看到赵的弟弟要判死刑的卷宗,心情极为复杂,不知那根神经跳动起来,使我首先想到的是必须回避。
事情过去好多年了,强烈的憎恨心理,逐渐平复消逝。社会也安静下来,恢复了正常逻辑思维。我知道宽恕原谅侵犯过自己有过错的学生,是起码的师德。挟嫌报复,是法官禁忌。何况自己只是挨批判,受了委屈,并没受皮肉之苦,比起冤错案中逼供致死的人,不算什么。如果我亲自办此案,自觉还能做到公平公正,依法判处。但社会人多嘴杂,乘机挑拨栽赃的恐难禁绝。一旦有人唆使,难免无法说清,给工作造成损失。所以跳动起来的那根神经提醒我必须回避,一为保护自己,二为防止给工作造成不必要麻烦,弄得浊白不清。但我不能公开声张和他姐姐的矛盾,那样使他弟弟更处于不利地位,造成不是挟嫌报复的报复,难免卑鄙。
那根神经跳动很强烈,我下决心决定回避,心境反倒沉静下来。我依仗职权把案子分给了其他审判员。从此,凡涉及此案的各种会议、研讨判决意见,我都找理由不参加。在高级法院“717指挥部”集中讨论决定全自治区死刑案件,以便全区统一行动时,我是带队人,先汇报了保安沼劳改支队天津籍注销城市户口的六个长期徒刑犯,结伙乱刀杀死哈尔滨籍犯人案件后,伪称肚子痛向领导请假,没参加其他承办人汇报案件过程。
“717指挥部”会议,是所有案子定性量刑的最后一道决定程序,我诈称肚子痛脱身,感到一身轻松,上对得起天,下对得起地。
市法院汇报人走出会议室告诉我邰、张、赵三个人都判了死刑,剥夺政治权利终身,同时下达死刑执行命令,七天后全区统一宣判死刑执行。不知怎么地,知道死刑结果后,心里突然感到内疚起来,觉得自己过于自私,没有担当,愧对法律,不再觉得对得起天地……

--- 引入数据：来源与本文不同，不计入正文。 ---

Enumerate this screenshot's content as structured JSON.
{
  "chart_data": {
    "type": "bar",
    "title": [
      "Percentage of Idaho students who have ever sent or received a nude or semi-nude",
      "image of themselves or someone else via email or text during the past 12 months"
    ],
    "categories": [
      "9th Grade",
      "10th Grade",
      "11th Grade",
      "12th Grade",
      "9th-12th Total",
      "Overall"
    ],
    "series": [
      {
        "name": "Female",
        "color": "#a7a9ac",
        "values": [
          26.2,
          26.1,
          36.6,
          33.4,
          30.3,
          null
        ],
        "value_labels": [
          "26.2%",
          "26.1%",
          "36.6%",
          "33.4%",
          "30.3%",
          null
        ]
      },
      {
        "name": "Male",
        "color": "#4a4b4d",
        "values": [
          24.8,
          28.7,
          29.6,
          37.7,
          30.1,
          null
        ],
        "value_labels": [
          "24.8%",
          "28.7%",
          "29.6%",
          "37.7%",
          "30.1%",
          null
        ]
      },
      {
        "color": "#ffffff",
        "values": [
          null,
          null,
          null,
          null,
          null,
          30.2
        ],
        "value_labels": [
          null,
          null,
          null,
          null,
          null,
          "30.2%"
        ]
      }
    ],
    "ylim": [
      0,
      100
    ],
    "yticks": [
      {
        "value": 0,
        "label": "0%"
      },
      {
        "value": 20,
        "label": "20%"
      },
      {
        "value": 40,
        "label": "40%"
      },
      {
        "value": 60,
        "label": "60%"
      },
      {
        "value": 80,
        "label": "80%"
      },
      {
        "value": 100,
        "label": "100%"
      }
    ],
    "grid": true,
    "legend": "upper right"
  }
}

执行死刑那天,我到外地执行任务,没在本地刑场,避免了学生看到我时的尴尬。因为无论我脸上表情是高兴还是沉重,都可能被学生误解。
严格讲,三个人都不是什么好东西,因偷军帽,打架斗殴,小偷小摸,撬门别锁,多次受到行政拘留处罚。有的进过八九次学习班、少管所。他们正符合领导讲话要杀掉一批七进宫八进宫的对象。这次邰、张和另一伙以苏某为首的地痞打仗,得了些便宜,怕报复,请赵某出面说和。赵把姓苏的请来,四个人在小酒馆喝了一斤半白酒,又喝一大箱啤酒盖帽,哥俩好啊喊声不断。苏某最终答应和解后,随即离席回家。邰某说今天他妈的没打着人,手痒痒,刺挠。赵说:“那还不容易?见谁打谁。”张说:“好!”三人便里倒外斜离开饭馆,顺马路往北走。
刚过十字路口,见一妇女骑自行车从对面过来,邰某一把把自行车拽住,说:“你他妈眼瞎了,也不看看挡谁的道?”说着把车上挂的兜抢在手,吓得那女的车子也不要了,慌慌张张跑了。又见一男士和女友牵手走过,赵某撇嘴讽刺:“狗长抵角闹洋式。在大街上玩什么浪?”那男的不服,狠狠瞪了一眼。赵说不服啊,说着打了男的一记耳光。不等男的还手,被女的急忙把男朋友拽走了。邰、张、赵三人狂笑起来。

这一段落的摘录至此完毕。